Die Gestalt des analytischen Konzepts der „Lichtgefüge“ wird in der Einleitung der Herausgeber sowie in dem daran anschließenden Beitrag von Philipp Weiss umrissen. Grundlegend ist dabei die Annahme, dass das gemeinsame Paradigma von Kunst und Wissenschaft im 17. Jahrhundert in der Vorstellung vom Wesen des Lichts besteht, die sich sowohl in dessen Rolle als Mittel der künstlerischen Darstellung wie als philosophisches Erkenntnismodell ausdrückt.
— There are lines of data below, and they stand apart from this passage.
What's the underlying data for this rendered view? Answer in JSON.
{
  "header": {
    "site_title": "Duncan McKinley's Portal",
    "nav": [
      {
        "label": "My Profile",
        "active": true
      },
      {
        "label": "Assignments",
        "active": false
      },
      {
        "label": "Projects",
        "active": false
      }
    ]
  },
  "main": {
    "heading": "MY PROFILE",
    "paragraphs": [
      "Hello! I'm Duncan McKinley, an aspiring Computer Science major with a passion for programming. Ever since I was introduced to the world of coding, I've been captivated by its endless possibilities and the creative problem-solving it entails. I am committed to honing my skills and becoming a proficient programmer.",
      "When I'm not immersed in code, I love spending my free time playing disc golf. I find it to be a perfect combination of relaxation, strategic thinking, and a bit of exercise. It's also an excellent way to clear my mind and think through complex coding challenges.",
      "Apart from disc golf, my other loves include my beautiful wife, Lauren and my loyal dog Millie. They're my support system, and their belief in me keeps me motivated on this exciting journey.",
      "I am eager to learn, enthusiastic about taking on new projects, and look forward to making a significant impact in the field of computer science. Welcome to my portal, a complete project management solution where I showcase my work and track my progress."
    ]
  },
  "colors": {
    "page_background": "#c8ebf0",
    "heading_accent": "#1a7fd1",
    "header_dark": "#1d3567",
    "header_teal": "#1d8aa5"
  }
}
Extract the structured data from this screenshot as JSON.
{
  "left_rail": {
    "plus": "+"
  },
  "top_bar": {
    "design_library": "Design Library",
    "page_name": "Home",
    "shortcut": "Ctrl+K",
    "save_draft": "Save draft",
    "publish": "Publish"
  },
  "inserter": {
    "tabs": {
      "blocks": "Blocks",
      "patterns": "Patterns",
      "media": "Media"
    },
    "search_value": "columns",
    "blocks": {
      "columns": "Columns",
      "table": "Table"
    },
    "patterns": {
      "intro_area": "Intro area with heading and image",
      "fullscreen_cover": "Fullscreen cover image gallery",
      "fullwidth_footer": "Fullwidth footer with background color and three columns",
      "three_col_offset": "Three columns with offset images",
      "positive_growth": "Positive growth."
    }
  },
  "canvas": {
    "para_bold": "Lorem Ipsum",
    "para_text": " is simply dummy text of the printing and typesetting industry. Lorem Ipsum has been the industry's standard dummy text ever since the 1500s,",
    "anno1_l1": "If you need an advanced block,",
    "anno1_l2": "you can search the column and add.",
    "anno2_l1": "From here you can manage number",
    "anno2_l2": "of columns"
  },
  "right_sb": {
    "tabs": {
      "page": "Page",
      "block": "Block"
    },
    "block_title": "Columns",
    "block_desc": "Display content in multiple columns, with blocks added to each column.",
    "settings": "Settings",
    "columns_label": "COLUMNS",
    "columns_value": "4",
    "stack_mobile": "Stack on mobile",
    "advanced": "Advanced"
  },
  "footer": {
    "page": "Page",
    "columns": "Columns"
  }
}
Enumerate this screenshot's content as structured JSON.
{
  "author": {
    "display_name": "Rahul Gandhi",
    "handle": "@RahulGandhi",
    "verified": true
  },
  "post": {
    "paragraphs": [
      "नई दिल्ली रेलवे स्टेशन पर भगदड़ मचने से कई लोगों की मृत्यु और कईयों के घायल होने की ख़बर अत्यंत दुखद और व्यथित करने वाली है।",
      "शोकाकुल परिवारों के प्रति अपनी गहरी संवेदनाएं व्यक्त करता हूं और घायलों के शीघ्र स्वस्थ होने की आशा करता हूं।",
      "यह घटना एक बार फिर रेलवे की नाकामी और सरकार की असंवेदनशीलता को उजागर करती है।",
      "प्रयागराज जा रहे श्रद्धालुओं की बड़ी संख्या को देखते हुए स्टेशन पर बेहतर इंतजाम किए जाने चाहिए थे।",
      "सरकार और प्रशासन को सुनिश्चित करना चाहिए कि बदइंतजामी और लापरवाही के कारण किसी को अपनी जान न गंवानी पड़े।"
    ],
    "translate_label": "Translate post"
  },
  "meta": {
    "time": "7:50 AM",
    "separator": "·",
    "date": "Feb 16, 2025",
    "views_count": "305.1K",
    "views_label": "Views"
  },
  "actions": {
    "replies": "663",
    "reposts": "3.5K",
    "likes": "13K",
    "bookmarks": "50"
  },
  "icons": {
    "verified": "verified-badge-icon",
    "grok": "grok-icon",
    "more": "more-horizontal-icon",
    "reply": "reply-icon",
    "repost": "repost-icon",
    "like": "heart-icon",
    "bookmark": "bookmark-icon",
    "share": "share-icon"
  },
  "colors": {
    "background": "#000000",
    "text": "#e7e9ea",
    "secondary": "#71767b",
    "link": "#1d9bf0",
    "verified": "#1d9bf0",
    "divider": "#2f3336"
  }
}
Die Herausgeber konstatieren ein „immanentes Lichtgefüge“, demzufolge sich im malerischen Bildlicht der wesentlich generative Charakter des Lichts zeigt, wie er in der zeitgenössischen Naturphilosophie entwickelt wird. Daran anknüpfend betont Weiss die aktive Funktion des Bildlichts, das die Bildgegenstände insbesondere in ihrer farblichen Qualität überhaupt erst hervorbringe. Dieses Bildlicht ließe sich aber angesichts der Vielfalt seiner Erscheinungsweisen nicht, wie lange Zeit üblich, allein mit lichtmetaphysischen Vorstellungen erklären. Vielmehr müssten ebenso naturphilosophische Lichttheorien herangezogen werden, wobei Weiss zugleich vor der Gefahr von Deutungswillkür und Analogiebildung warnt, vor der jedoch auch die AutorInnen des Bandes nicht immer gänzlich gefeit waren. Unbedingt zuzustimmen ist Weiss’ Beschreibung des 17. Jahrhunderts als „einer breiten Kultur der Entfaltung neuer visueller und optischer Vermögen“ (27), insofern die sich darin ausdrückende Annahme kultureller Heterogenität und Diversität vorschnellen Generalisierungen vorbeugt. Dieses Bild einer von ‚Licht‘ in verschiedenster Weise durchzogenen und bestimmten Kultur vermag auch der Band in seiner Gesamtheit zu vermitteln.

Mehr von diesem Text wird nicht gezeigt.